Tuesday, May 19, 2015

Three charter amendments make the ballot: Ban the box, cut the council, and hire locals.

Three proposed charter amendment petitions appear to have gotten enough signatures to get on the August ballot. A fourth that would have restricted funding for marijuana law enforcement for people processing not over two ounces of the herb failed to make the cut. To get on the ballot a proposed charter amendment had to have signatures on a petition that equaled 10% of the number of votes cast in the last Metro election.

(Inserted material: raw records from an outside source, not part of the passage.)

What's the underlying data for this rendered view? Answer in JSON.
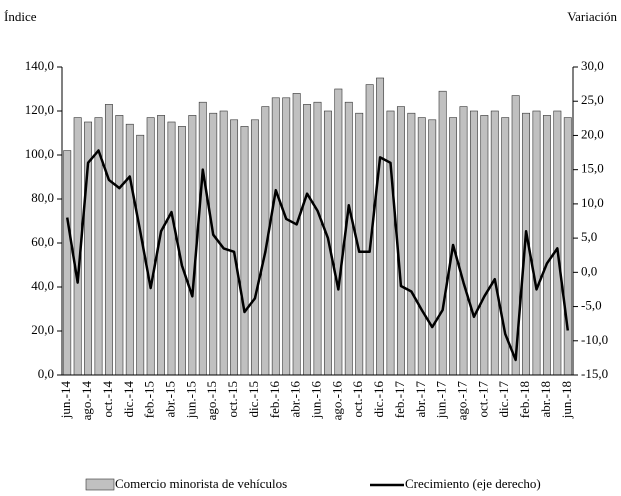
{
  "chart_data": {
    "type": "bar-line",
    "y_label": "Índice",
    "y2_label": "Variación",
    "categories": [
      "jun.-14",
      null,
      "ago.-14",
      null,
      "oct.-14",
      null,
      "dic.-14",
      null,
      "feb.-15",
      null,
      "abr.-15",
      null,
      "jun.-15",
      null,
      "ago.-15",
      null,
      "oct.-15",
      null,
      "dic.-15",
      null,
      "feb.-16",
      null,
      "abr.-16",
      null,
      "jun.-16",
      null,
      "ago.-16",
      null,
      "oct.-16",
      null,
      "dic.-16",
      null,
      "feb.-17",
      null,
      "abr.-17",
      null,
      "jun.-17",
      null,
      "ago.-17",
      null,
      "oct.-17",
      null,
      "dic.-17",
      null,
      "feb.-18",
      null,
      "abr.-18",
      null,
      "jun.-18"
    ],
    "series": [
      {
        "name": "Comercio minorista de vehículos",
        "type": "bar",
        "color": "#c0c0c0",
        "values": [
          102,
          117,
          115,
          117,
          123,
          118,
          114,
          109,
          117,
          118,
          115,
          113,
          118,
          124,
          119,
          120,
          116,
          113,
          116,
          122,
          126,
          126,
          128,
          123,
          124,
          120,
          130,
          124,
          119,
          132,
          135,
          120,
          122,
          119,
          117,
          116,
          129,
          117,
          122,
          120,
          118,
          120,
          117,
          127,
          119,
          120,
          118,
          120,
          117
        ]
      },
      {
        "name": "Crecimiento (eje derecho)",
        "type": "line",
        "axis": "y2",
        "color": "#000000",
        "values": [
          8,
          -1.5,
          16,
          17.8,
          13.5,
          12.3,
          14,
          6,
          -2.3,
          6,
          8.8,
          1,
          -3.5,
          15,
          5.5,
          3.5,
          3,
          -5.8,
          -3.8,
          3,
          12,
          7.8,
          7,
          11.5,
          9,
          5,
          -2.5,
          9.8,
          3,
          3,
          16.8,
          16,
          -2,
          -2.8,
          -5.5,
          -8,
          -5.5,
          4,
          -1.5,
          -6.5,
          -3.5,
          -1,
          -9,
          -12.8,
          6,
          -2.5,
          1.3,
          3.5,
          -8.5
        ]
      }
    ],
    "ylim": [
      0,
      140
    ],
    "yticks": [
      {
        "value": 0,
        "label": "0,0"
      },
      {
        "value": 20,
        "label": "20,0"
      },
      {
        "value": 40,
        "label": "40,0"
      },
      {
        "value": 60,
        "label": "60,0"
      },
      {
        "value": 80,
        "label": "80,0"
      },
      {
        "value": 100,
        "label": "100,0"
      },
      {
        "value": 120,
        "label": "120,0"
      },
      {
        "value": 140,
        "label": "140,0"
      }
    ],
    "y2lim": [
      -15,
      30
    ],
    "y2ticks": [
      {
        "value": -15,
        "label": "-15,0"
      },
      {
        "value": -10,
        "label": "-10,0"
      },
      {
        "value": -5,
        "label": "-5,0"
      },
      {
        "value": 0,
        "label": "0,0"
      },
      {
        "value": 5,
        "label": "5,0"
      },
      {
        "value": 10,
        "label": "10,0"
      },
      {
        "value": 15,
        "label": "15,0"
      },
      {
        "value": 20,
        "label": "20,0"
      },
      {
        "value": 25,
        "label": "25,0"
      },
      {
        "value": 30,
        "label": "30,0"
      }
    ]
  }
}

The three proposed charter amendments that it looks like will be on the ballot are below and these are my initial thoughts on them:

  • Ban the Box- removes the question from the initial Metro job application that
    ask if an applicant has ever been convicted of a felony.
    I am undecided about this but leaning "yes." We need to ease the reentry of ex-felons into society. This applies only to the initial application. To give an ex-con a shot at getting a Metro job does not seem too much to ask.
  • Reduce the size of the Council from 40 members to 27 and expand term limits fom two to three terms. I am supporting this. I have always thought term limits was a bad idea. It makes for a weak council and a strong mayor. I do not think having the next to the largest Council in America has served us well. We may have 40 members but very
  • little diversity of thought. On things that should be controversial we have votes that are 40 to 0 in favor. The argument against this change is that a person can get elected now without spending a lot of money if they are willing to work hard and that neighbors can have access to their councilmen. I am not buying that argument. Twenty-seven will still make us have a larger council than most cities and these other cities seem to manage as well as we do. This proposal does away with the Council-at-large positions. I have always thought the at-large positions served no useful purpose. This proposal only reduces the number of districts from 35 to 27 which is not that much of a reduction. It only takes 99 Representatives and 33 Senators to legislate for the State, surely we can legislate local matters with less than 40 people.
  • A requirement that 40% of the workforce on any Metro project exceeding
    $100,000 be residents of Davidson County.
      I oppose this. When we put out for bids a big project, the winner of the bid already has his employees. To require that the contractor lay off his employees and hire local employees will drive up the cost of construction. It takes time to find the right people who fit the culture and environment of a company. Also, there is a learning curve in learning how a company does things and what the expectations are.  Many companies cannot just replace 40% of their workforce and still do the quality job they were hired to do. Also, if we have such a requirement, other cities may start having such a requirement. There are a lot of people in the construction trade in Nashville who work on projects out of town. Do we want those people to lose their job? At one time, the city required that everyone who had a metro job had to live in the county.  This restricted us from getting the work force we needed. When you start tampering with the market by fixing prices or imposing requirement that you only buy local or hire local then there are usually detrimental consequences. Markets maximize efficiency. This needs to be defeated.